Die haben noch einen anderen Effekt: Wer sich die Kosten für den Tierarzt nicht leisten kann, verzichtet auf die Kastration – was in der Folge wieder mehr Katzennachwuchs bedeutet, der dann in vielen Fällen samt der Mutter einfach irgendwo ausgesetzt wird. Tierärztin Anna Lamparter: „Eine unkastrierte Katze kann mit den üblichen zwei Würfen theoretisch jedes Jahr zwischen acht und zwölf Junge zur Welt bringen“. Werden unkastrierte Katzen ausgesetzt, ist die nächste Trächtigkeit vorprogrammiert.
Claudio di Simio, Vorsitzender des Schramberger Tierschutzvereins, kennt diese Problematik nur zu gut. „Aus solchen Situationen entstehen Hotspots, in denen sich die Katzen vollkommen ungehindert vermehren.“ Als Beispiel nennt er ein Grundstück in Hardt, wo mehr als 40 Kätzinnen und Kater lebten. „Sie wurden nur gefüttert, aber nicht tierärztlich versorgt, fast alle litten an Krankheiten oder Parasiten“. Deshalb hat der Tierschutzverein sie eingefangen, im Tierheim aufgenommen, tierärztlich behandeln lassen und, wo möglich, weitervermittelt. Denn nicht für alle Katzen findet sich ein neues Zuhause. „Eine Katze, die in der zweiten Generation ohne engen Kontakt zu Menschen aufwächst, bleibt in der Regel scheu.“ Und die Vermehrung innerhalb immer der gleichen Gruppe verursacht Genschäden und in der Folge bleibende gesundheitliche Einschränkungen.

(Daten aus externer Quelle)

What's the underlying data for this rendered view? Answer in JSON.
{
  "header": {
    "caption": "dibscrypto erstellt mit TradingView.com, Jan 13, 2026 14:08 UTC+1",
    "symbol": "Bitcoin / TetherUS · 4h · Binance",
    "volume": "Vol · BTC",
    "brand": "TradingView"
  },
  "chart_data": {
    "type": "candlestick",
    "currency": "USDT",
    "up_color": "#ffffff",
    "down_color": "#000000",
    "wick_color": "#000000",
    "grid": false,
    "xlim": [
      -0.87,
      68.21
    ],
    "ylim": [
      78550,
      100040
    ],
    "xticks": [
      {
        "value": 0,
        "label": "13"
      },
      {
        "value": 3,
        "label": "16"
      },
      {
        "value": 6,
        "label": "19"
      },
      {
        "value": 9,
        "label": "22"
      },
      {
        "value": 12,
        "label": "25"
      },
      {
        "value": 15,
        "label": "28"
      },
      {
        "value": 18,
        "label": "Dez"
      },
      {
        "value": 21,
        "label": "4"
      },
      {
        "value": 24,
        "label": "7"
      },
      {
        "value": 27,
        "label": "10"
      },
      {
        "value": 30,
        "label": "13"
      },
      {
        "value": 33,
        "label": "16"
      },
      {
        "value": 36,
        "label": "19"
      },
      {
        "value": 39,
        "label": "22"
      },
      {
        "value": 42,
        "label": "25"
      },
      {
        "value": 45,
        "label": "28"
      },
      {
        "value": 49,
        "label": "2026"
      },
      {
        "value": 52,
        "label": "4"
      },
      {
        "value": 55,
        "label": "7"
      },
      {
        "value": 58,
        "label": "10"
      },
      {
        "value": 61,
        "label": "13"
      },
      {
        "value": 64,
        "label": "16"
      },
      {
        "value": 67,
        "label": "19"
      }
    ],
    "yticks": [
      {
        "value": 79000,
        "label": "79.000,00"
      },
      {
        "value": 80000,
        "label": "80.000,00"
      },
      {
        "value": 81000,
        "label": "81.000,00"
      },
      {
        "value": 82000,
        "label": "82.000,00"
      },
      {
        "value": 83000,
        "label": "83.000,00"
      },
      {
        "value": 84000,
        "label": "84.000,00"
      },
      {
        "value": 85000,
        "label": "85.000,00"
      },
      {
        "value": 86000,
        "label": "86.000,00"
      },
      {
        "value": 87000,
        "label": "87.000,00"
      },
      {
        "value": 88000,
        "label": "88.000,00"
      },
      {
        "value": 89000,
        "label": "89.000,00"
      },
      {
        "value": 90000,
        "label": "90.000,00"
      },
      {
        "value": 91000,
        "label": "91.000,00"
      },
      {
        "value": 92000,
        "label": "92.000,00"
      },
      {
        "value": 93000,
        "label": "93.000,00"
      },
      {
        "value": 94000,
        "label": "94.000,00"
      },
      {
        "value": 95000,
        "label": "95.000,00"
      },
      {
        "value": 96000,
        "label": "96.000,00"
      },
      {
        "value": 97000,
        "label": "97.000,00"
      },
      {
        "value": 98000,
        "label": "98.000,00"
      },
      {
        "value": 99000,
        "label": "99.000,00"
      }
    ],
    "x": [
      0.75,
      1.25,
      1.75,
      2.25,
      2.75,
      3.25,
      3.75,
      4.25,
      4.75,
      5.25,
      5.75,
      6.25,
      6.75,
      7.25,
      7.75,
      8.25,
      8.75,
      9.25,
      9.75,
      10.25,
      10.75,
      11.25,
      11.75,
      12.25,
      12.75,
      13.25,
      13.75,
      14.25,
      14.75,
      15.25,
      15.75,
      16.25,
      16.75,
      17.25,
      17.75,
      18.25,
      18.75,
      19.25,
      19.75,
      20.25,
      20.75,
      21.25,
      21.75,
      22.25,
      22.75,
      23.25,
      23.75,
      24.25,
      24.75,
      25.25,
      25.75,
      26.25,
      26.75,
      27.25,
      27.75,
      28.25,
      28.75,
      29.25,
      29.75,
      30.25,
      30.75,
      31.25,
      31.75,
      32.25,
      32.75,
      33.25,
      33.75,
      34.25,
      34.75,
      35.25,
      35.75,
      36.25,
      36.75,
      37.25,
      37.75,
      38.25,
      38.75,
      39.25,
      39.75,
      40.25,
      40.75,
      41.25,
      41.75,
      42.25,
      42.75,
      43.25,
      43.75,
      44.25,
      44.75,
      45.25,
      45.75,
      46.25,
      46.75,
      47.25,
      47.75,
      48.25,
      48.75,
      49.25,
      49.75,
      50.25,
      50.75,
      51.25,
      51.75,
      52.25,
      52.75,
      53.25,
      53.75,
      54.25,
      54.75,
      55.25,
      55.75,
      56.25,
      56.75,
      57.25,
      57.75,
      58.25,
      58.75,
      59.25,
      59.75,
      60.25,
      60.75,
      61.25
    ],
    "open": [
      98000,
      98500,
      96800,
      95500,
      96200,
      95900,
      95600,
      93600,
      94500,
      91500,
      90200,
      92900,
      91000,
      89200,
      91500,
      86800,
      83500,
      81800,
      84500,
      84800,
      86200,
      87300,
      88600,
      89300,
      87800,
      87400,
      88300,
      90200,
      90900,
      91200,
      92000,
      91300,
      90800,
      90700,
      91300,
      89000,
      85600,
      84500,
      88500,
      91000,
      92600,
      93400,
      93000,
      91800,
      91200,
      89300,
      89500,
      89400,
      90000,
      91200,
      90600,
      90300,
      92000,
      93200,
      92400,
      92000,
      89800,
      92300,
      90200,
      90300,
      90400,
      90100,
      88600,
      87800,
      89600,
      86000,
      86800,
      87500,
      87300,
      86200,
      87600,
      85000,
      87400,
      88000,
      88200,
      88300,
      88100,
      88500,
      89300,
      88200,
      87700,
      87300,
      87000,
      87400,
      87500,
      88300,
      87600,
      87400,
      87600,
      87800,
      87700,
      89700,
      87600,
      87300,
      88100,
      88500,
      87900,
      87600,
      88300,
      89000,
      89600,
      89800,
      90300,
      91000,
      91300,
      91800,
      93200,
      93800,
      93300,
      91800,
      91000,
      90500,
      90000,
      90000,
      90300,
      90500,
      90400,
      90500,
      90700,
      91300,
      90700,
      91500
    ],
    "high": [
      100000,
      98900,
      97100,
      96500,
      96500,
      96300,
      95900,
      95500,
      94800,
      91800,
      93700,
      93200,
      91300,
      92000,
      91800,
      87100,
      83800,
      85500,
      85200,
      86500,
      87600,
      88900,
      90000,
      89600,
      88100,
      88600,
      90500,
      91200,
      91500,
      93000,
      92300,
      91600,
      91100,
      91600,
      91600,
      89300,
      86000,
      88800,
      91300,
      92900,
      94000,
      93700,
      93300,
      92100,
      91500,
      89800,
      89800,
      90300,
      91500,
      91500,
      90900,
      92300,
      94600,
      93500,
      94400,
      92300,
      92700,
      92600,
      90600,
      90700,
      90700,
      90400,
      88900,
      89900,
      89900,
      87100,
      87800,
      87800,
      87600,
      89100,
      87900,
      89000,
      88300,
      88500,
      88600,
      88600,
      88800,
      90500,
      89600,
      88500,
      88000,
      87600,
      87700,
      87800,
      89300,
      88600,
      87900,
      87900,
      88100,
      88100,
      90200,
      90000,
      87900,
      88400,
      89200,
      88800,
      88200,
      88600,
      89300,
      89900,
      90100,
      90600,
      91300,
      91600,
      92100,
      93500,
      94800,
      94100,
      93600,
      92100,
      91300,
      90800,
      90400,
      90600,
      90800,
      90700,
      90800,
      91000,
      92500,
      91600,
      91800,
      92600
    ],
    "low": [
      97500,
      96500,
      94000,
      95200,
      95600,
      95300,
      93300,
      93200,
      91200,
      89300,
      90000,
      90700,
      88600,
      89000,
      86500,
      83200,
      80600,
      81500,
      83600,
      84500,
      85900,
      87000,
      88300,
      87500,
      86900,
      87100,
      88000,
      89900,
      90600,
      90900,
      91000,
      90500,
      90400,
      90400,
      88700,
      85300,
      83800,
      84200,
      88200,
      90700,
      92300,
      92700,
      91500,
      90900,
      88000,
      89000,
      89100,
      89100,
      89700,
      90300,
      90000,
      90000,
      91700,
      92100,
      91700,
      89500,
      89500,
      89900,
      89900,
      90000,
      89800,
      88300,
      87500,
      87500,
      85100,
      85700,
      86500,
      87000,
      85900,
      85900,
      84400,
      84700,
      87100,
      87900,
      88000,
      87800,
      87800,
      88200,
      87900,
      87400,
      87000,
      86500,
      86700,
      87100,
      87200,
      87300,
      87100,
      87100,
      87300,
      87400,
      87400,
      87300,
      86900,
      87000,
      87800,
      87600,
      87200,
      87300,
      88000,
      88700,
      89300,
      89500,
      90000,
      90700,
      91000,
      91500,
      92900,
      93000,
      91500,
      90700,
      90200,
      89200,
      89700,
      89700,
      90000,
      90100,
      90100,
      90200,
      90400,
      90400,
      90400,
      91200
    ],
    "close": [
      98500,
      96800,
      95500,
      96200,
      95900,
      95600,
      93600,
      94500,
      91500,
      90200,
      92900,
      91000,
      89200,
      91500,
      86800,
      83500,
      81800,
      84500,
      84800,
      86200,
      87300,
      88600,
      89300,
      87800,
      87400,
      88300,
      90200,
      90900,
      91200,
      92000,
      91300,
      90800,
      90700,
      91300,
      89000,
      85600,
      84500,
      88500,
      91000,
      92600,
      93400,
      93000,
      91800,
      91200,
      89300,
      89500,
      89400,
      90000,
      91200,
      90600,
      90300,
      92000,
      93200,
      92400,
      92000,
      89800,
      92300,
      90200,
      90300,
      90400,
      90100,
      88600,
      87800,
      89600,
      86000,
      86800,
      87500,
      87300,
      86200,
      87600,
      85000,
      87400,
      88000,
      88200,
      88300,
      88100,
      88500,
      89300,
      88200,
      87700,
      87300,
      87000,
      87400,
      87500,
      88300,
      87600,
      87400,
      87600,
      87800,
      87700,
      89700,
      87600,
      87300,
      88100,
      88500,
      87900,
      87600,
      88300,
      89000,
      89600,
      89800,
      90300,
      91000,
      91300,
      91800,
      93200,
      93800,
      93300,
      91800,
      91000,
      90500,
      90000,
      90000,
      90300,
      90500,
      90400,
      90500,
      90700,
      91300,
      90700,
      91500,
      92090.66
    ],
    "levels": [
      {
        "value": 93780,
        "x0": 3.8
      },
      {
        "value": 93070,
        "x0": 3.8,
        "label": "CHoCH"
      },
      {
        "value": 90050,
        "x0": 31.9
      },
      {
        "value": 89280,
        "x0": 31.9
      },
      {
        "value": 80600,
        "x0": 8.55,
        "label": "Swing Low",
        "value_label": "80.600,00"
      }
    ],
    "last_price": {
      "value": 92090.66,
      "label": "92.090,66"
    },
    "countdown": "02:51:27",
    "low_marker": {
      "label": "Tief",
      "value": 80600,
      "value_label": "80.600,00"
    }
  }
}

Wenn solche Hotspots entstehen, sollten diese dem örtlichen Tierschutzverein gemeldet werden. „Die Katzen einfach nur zu füttern, das ist falsch verstandene Tierliebe“, so Anna Lamparter. „Die Tiere werden krank und als Dosenöffner ist man ruckzuck in der Verantwortung für die Gesundheit der Tiere.“ Die Veterinärin rät deshalb unbedingt, die Vierbeiner kastrieren zu lassen, sowohl Kätzinnen als auch Kater. „Natürlich gibt es auch Tierhalter, die gerne für Ihre Katze zumindest einmal Nachwuchs hätten“, so Lamparter. „Sie sollten idealerweise schon im Vorfeld nach einem künftigen Zuhause für die Kitten zu suchen und die jungen Katzen dann mit den entsprechenden Impfungen abgeben.“ Das sei durchaus ein Kostenfaktor, deshalb könne man sich beispielsweise mit den künftigen Besitzern einigen, dass sie diese Kosten übernehmen oder den Verkaufspreis entsprechend anpassen.
Die Ausgaben, die ein einzelner Tierhalter hat, sind in den Tierheimen in Rottweil und Schramberg um ein Vielfaches multipliziert. Personalkosten, Futter, die Behandlung von kranken Tieren, Entwurmungen und Impfungen sowie gestiegene Energiekosten reißen Löcher in die Tierheimkassen. „Unser Kostendruck steigt immer mehr“ so Günther Hermus. Sein Schramberger Kollege Claudio di Simio bestätigt das – auch wenn er zumindest für das Gebiet der Stadt Schramberg in Sachen Katzen eine positive Entwicklung sieht. „Seit es in Schramberg eine Katzenschutzverordnung gibt, hat sich die Zahl der Tierheim-Katzen für diesen Bereich bei uns halbiert“ sagt er. Die Verordnung regelt unter anderem, dass freilaufende Hauskatzen kastriert, gekennzeichnet und registriert werden müssen.
Günther Hermus hofft nun, dass er und sein Team trotz allem viele Katzen vermitteln können. Alle Katzen, die aus den Tierheimen Rottweil und Schramberg abgegeben werden, sind entwurmt, geimpft und gechipt – und kastriert, sofern sie das nötige Alter erreicht haben. Bei jüngeren Katzen übernimmt der Tierschutzverein die Kosten für das Kastrieren.